My 212 has been running pretty well- infact, I mowed all day long yesterday w/o any problems. Turned her off for a quick minute & when I went to start it back up- nothing. When I turn the key, the starter motor just WHIIRRRRS but doesn't engage the flywheel to turn it over. Tried tapping on the starter motor w/screwdriver, WD-40d it, put battery on trickle charge....still nothing. Thinking I should test the battery to make sure it's good, then pull the starter & check it. But before I start tearing into stuff, any suggestions?

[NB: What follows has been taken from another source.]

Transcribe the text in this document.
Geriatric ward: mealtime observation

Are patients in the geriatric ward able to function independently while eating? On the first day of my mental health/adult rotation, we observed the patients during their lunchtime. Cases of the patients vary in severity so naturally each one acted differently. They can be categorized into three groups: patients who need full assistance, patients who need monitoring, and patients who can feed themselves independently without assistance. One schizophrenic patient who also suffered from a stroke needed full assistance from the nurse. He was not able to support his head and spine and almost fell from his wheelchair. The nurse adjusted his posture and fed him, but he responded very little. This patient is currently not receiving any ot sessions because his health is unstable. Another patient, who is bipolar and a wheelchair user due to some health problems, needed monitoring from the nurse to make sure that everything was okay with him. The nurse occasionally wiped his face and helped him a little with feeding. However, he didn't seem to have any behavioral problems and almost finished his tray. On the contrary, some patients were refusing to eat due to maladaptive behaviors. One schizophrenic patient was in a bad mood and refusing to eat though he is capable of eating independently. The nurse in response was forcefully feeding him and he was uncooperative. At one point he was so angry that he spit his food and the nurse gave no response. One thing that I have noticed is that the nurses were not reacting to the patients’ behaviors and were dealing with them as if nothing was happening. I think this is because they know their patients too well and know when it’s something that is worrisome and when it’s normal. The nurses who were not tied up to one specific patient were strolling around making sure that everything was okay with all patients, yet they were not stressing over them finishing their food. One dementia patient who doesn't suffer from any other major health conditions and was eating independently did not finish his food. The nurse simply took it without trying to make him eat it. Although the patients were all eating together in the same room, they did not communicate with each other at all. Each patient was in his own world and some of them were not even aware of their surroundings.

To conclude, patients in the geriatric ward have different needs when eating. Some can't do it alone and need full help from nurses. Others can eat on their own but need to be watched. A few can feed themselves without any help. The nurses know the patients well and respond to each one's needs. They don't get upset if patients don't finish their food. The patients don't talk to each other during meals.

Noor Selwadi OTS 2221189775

Also, what's the typical life-span of a starter? When they go out, is it all of the sudden like this, or is it a gradual thing that I should notice happening?

Thanks!


----------



## jhngardner367 (Apr 5, 2011)

NEVER "tap" on a starter !
That old wive's tail is responsible for more broken magnets,than anything !Dropping,or tapping on them will damage the magnets,which are actually fragile!
It sounds more like the gear isn't activating,or it has a weak solenoid .
Charge/test the battery,and clean all the cables and posts,and try again .


----------



## Ironhorse805 (Oct 9, 2013)

Funny I have kinda the same problem except the starter is good and makes no noise, the motor just won't turn over. My oil, gas, and battery are all checked/tested and the motor won't turn over.


----------



## jhngardner367 (Apr 5, 2011)

I would check the ignition switch,and the main fuse.


----------



## Ironhorse805 (Oct 9, 2013)

Sorry Gardner but was that answer for me?


----------



## jhngardner367 (Apr 5, 2011)

The "fuse" answer is for Ironhorse805.
Ejg593, it sounds as if your drive gear return spring may be weak,OR the gear may be worn,or have sheared teeth. ALSO,check to make sure the starter is mounted tightly.
If the drive(bendix) isn't extending,when you try to start it, first,jump it with a known good battery,since yours may be weak. Batteries can show 12 volts,and still not have the amps to turn it over. So,try jumping it with a good battery,first.
As you do this,watch the starter bendix,and see if it is engaging the flywheel ring gear. If it doesn't, start checking the bendix for a weak spring,or messed up gear.


----------



## Ironhorse805 (Oct 9, 2013)

Ok gotcha. Thanks


----------